Can we see in Davis’s music composition an approach to teaching English composition in terms of a Fusion between whatever music students enjoy with whatever career path they see themselves on? As Thomas Rickert and Byron Hawk write, in the conclusion of their “Avowing the ‘Unavowable:’ On the Music of Composition" (in one of the first essays in the R/C field to explore the intersection between music and composition): “As music composes us, newly and differently than we were, we too recompose ourselves as we write these musics” (http://enculturation.gmu.edu/2_2/intro.html).

Breaking it Down: Towards a Modal-Fusion

The Sound(Career)Track Project is a rock and roll/soul/funk Modal-Fusion effort with Jarrett’s largely Be-Bop centered work. It shares in Jarrett’s groove to make music as a source for reading-writing-listening. The approach takes cues less from the idea that “jazz [is] a model for writing” and more from the idea that “‘Jarrett’ is a signature for modal writing.” That is, prior to Be-Bop, Jarrett’s own play with his signature points to a shift from relying on jazz as a model to the modality of a single note: your signature.  

To be sure, in marking the difference between “model” and “modal,” I am drifting towards the “music geek” language that, even those who may have had piano lessons in their youth may have long since forgotten. In terms of jazz, modal music refers to players improvising one note in a given scale, rather than needing to follow a hierarchy and tempo of chord progressions. For bass and piano players, in particular, this opened up room for further improvisation on the melody. Miles Davis’s Kind of Blue, in addition to often being considered one of the greatest jazz albums of all time, is considered one of the first expressions of this simple, yet complex, approach to music.

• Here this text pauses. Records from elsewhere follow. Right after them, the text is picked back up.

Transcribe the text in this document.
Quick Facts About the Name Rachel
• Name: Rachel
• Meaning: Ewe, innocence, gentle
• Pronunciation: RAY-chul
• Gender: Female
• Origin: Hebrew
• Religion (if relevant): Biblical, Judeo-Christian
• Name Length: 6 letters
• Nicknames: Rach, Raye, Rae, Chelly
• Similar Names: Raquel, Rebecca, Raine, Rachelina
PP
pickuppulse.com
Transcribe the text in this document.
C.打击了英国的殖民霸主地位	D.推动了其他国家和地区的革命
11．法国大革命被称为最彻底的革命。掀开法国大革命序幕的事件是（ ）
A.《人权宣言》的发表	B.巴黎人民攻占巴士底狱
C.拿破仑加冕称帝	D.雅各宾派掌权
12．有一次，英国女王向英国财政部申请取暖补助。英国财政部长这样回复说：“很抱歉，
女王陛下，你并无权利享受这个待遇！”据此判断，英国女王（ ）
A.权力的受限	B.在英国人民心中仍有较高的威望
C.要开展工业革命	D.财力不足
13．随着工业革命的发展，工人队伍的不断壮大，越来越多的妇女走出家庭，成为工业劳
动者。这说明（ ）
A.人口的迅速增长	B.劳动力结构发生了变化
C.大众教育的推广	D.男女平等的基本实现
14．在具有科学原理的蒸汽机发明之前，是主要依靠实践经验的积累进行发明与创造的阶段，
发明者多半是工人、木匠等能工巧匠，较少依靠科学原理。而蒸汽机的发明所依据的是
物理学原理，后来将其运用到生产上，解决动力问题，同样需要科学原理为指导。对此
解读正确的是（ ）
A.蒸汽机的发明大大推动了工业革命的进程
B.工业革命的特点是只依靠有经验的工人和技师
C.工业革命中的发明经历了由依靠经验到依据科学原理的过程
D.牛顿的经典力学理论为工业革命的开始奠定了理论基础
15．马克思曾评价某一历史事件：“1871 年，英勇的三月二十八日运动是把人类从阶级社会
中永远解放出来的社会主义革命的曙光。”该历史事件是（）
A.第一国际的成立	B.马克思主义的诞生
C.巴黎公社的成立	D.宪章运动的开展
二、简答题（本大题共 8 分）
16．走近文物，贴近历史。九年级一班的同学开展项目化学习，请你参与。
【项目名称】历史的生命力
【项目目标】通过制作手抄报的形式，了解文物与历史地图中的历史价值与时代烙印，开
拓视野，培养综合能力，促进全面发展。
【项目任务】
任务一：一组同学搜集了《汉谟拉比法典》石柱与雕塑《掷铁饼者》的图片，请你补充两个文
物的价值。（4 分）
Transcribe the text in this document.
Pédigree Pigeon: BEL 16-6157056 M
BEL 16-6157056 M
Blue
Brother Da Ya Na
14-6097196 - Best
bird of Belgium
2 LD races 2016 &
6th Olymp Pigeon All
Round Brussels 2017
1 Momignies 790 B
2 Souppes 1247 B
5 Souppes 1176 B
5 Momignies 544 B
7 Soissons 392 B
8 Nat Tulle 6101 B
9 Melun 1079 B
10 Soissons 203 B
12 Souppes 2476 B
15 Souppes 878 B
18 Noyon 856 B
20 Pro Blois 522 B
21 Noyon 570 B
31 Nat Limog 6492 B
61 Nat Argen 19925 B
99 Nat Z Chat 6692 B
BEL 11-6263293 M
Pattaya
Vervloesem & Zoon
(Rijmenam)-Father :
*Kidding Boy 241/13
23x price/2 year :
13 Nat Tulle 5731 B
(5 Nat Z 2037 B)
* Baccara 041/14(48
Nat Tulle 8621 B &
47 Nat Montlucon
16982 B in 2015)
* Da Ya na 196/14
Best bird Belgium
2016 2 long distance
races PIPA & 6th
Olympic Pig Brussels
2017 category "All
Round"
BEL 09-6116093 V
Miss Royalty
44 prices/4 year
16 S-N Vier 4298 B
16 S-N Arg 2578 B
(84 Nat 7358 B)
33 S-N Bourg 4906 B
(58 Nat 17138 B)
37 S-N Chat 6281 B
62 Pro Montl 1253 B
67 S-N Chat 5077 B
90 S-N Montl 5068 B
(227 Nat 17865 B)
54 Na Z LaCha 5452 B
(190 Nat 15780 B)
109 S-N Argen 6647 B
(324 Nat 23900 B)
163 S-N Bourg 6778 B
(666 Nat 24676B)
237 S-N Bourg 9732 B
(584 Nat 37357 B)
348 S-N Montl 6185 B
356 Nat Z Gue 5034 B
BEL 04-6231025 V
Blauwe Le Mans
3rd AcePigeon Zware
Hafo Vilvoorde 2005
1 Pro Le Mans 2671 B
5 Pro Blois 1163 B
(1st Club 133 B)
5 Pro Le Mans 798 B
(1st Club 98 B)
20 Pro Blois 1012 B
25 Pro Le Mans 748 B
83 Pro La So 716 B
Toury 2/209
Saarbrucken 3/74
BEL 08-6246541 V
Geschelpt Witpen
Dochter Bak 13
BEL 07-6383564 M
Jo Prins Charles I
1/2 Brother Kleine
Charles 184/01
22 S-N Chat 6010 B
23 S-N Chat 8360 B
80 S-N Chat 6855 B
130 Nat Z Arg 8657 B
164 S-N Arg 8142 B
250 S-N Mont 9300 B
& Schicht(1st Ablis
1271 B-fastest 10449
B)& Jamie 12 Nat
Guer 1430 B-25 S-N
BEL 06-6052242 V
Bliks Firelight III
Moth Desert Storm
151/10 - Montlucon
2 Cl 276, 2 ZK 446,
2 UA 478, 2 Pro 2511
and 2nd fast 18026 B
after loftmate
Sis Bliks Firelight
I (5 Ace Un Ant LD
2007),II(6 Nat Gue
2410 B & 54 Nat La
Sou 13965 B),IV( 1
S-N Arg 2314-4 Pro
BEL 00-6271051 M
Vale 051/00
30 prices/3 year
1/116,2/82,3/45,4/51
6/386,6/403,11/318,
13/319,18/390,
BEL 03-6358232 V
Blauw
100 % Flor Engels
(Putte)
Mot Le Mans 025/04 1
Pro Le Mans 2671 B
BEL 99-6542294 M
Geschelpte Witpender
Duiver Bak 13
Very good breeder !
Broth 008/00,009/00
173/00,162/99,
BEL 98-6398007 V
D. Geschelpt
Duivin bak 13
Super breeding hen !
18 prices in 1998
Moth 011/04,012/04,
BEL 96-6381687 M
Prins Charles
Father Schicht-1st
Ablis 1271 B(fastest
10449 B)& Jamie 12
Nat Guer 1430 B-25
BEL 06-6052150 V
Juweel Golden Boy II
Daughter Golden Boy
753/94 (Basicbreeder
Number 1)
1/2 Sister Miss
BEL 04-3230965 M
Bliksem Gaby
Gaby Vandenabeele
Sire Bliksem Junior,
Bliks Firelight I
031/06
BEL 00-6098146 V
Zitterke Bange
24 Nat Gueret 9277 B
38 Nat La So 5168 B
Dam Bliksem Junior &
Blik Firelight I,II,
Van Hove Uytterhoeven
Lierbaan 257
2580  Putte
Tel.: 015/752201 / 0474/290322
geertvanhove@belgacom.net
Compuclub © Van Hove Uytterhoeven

Jarrett’s work expresses this modal sensibility not through music, but rather through the mason jars from his grandmother’s pantry. These mason jars are filled with “pole beans, okra, corn, tomatoes, bread n’ butter pickles, and all kinds of preserves (peach, pear, watermelon rind, blackberry, and muscadine, to name only five) …” (91). For me, the content of these jars read (reed) as the "insider-language" (like Weird Al's scalpels, forceps, and retractors) that I encourage students to tap into, but what is more important is why Jarrett considers his grandmother's mason jars at all. Jarrett’s modal move is in using the "Jar" from his signature as a site of invention. While jars are hardly standard jazz equipment (save, perhaps, for innovative composers like John Cage), they are potentially sites for Music/Compositionists in a way similar to Weird/Norm Al’s re-mixing of medical equipment. Jarrett suggests that “the most brilliant improvisations are always signature experiments” as it allows students to “make something out of what their culture has dealt them,” namely by way of their name (90).

In pushing Jarrett’s signature insight--a move that can be traced back to Ulmer--to any signature and any song title, the effort to ring rapid chord changes on one own's name becomes a site for invention for all names. While I appreciate Jarrett's chord changes (which are largely limited to the play of his music, his signature, and his theorists), I would open up a modal sensibility so that students might improvise with their music, all signatures, and the insider language of any current career path. This may or may not spark an interest in earlier music like Jarrett’s jazz, but experience suggests that if students can be drawn into further readings, the immediacy of what they want to write is given room to grow. Their immediate interests in albums like the still visible Jimi Hendrix Experience may (yet) become a Jarrett Heuretic Experience that will take students to earlier Be-Bop Models. Modal-Fusion departs from Be-Bop initially, however, in that it is up students to both choose their music but also their career path.